Wednesday, 21 May 2014

WAAS Interception methods



WAAS relies on some form of network interception to integrate into the network and receive packets from flows that are to be optimized. WAAS supports four methods of network interception listed below:

Physical inline interception

The WAE appliance (the router integrated network module does not support physical inline) is deployed physically between two network devices, most commonly between a router and a switch in a branch office. This allows all traffic traversing the network toward the WAN or returning from the WAN to physically pass through the WAE, thereby giving it the opportunity to optimize or unoptimize. Physical inline can be used in any type of location (branch office, regional office, data center), but is commonly used for branch office implementations.Normally this is not used much because of the scalability factor  .

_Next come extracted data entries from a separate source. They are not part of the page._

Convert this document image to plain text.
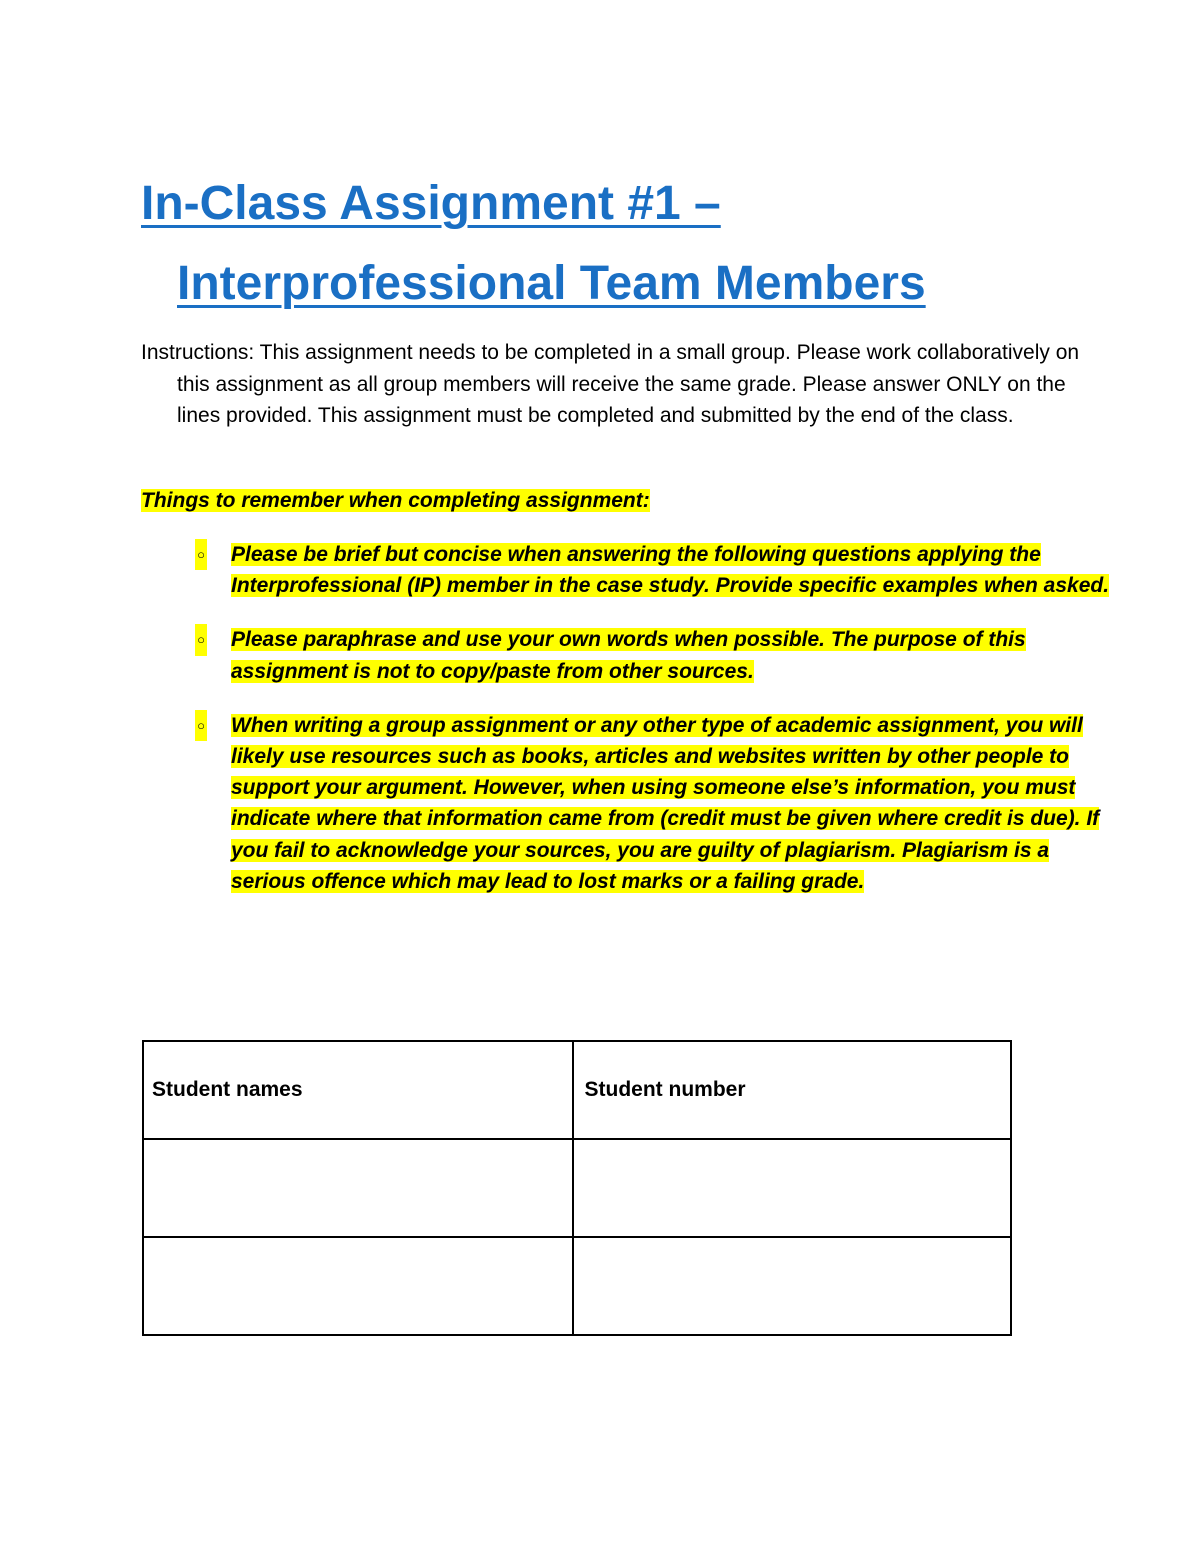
In-Class Assignment #1 –
Interprofessional Team Members

Instructions: This assignment needs to be completed in a small group. Please work collaboratively on this assignment as all group members will receive the same grade. Please answer ONLY on the lines provided. This assignment must be completed and submitted by the end of the class.

Things to remember when completing assignment:

○ Please be brief but concise when answering the following questions applying the Interprofessional (IP) member in the case study. Provide specific examples when asked.
○ Please paraphrase and use your own words when possible. The purpose of this assignment is not to copy/paste from other sources.
○ When writing a group assignment or any other type of academic assignment, you will likely use resources such as books, articles and websites written by other people to support your argument. However, when using someone else’s information, you must indicate where that information came from (credit must be given where credit is due). If you fail to acknowledge your sources, you are guilty of plagiarism. Plagiarism is a serious offence which may lead to lost marks or a failing grade.
Student names	Student number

Policy-Based Routing (PBR)

The WAAS devices support PBR, which provides an off-path but virtually in-line deployment. With PBR, WAE devices are deployed as appliances (nodes on the network and not physically in-line) and policies are configured within the layer-3 topology that will route traffic going to or coming from the WAN through the WAE device first. PBR provides high-availability and failover capabilities (requires use of CDP neighbor checking or IP SLA) but does not provide load-balancing. Cisco Advanced Services does not recommend PBR as intercept method as it adds complexity for maintainability and troubleshooting.
I have seen issues with this, as this require switch TCAM programming only , which sometimes require lots of memory .

Web Cache Communication Protocol version 2 (WCCPv2)

All WAAS devices (appliances and network modules) support WCCPv2, which provides an off-path but virtually in-line deployment. With WCCPv2, WAE devices are deployed as appliances (nodes on the network and not physically in-line) on the network. WCCPv2 provides scalability to 32 WAE devices in a service group, load-balancing amongst WAEs, fail-through operation if all WAEs are unavailable, and allows the administrator to dynamically add or remove WAE devices to the cluster with little to no disruption.

Cisco Application Control Engine (ACE)

WAE appliances (not applicable to the router-integrated network module) can be integrated into the network using the Cisco ACE appliance or module for the Catalyst 6500. Using ACE, Cisco WAEs are
deployed as appliances (nodes on the network and not physically in-line) and are configured as part of a server-farm within the ACE configuration. As of today, ACE provides ultra-high levels of scalability - up to 64Gbps of load-balanced throughput in a single chassis, up to 16 million TCP connections, and load-balancing for hundreds of WAE devices - and is the premier means of integration into the data center network.